James Coulton took over as chief operating officer at Plymouth Albion earlier this season

The Rugby Football Union's funding boost for Championship clubs is "nowhere near enough", says Plymouth chief operating officer James Coulton.

The RFU has increased its financial support, understood to rise to more than £500,000, from next season.

Plymouth Albion, who almost went into administration earlier this year, argue second-tier clubs still need more money if they are to survive.

"It goes some way to bridging the gap, but nowhere near enough," Coulton said.

The 12 clubs currently get £380,000 of central funding from the RFU, with that figure believed to be increasing by about £150,000 from the start of the 2015-16 season after concerns that the RFU's level of funding was inadequate to run fully-professional clubs in the second tier.

"It's very welcome, more resources to our coffers is something that we should be really pleased about," added Coulton, whose side are bottom of the division and would lose all their central funding if they were relegated to National One this summer.

"It could have been more, it would have been nice to have been more. It goes some way to helping us offset the costs of running a professional rugby club, but not the whole way."

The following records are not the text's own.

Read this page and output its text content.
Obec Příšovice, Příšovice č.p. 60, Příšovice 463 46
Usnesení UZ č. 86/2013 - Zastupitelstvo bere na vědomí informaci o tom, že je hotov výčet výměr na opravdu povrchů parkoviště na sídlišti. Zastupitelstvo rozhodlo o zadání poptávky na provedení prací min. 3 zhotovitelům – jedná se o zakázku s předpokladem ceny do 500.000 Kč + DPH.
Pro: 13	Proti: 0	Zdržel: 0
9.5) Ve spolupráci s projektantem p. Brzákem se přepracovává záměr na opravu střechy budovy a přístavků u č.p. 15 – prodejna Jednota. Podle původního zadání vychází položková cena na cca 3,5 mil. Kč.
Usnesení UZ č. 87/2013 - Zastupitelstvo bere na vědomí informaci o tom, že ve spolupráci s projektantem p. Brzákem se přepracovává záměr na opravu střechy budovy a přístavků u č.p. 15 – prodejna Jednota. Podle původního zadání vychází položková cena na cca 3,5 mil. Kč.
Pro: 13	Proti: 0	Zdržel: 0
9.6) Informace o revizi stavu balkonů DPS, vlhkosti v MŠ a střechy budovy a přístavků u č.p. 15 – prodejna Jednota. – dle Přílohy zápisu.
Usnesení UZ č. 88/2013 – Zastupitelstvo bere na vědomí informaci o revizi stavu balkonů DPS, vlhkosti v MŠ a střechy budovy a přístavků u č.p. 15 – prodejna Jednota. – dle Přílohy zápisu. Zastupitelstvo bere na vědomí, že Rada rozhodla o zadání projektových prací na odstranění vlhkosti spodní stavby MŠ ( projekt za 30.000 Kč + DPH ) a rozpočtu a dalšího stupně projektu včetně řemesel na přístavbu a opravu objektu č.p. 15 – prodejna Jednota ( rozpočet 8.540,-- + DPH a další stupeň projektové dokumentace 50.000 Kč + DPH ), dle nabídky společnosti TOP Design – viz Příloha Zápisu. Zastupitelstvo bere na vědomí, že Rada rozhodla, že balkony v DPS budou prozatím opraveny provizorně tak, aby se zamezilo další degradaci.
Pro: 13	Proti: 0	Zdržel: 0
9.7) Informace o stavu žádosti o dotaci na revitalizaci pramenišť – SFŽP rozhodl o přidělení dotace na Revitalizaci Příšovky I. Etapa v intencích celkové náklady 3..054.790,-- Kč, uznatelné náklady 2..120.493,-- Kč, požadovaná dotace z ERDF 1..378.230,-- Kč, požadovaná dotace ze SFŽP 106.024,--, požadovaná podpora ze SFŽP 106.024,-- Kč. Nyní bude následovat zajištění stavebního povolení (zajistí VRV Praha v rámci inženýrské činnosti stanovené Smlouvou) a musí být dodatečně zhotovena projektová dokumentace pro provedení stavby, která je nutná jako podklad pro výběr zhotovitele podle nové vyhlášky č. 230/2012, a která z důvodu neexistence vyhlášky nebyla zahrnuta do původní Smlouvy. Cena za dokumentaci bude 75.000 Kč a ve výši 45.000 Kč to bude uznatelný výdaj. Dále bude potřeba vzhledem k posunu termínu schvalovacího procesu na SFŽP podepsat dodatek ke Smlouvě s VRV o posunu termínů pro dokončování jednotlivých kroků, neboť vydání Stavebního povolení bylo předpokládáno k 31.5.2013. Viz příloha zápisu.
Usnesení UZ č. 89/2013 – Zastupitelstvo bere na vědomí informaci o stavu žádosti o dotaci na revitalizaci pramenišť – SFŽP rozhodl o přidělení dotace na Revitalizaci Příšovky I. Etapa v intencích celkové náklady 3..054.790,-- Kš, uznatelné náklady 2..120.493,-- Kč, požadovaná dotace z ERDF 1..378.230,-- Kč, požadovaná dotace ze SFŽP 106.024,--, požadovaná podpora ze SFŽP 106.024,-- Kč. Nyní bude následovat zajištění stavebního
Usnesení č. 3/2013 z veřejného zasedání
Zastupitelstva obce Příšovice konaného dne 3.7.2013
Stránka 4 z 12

Under the new funding deal, the first since the Championship was formed in 2009 from the old National League One,, external a portion of the extra funding will have to be used to pay for ground improvements and medical support.

"We have a considerable gap between what the RFU give the Premiership clubs and what they give the Championship clubs," Coulton added.

"That is largely, in the league, being met out of private individuals pockets. That's something which is not very easy to sustain."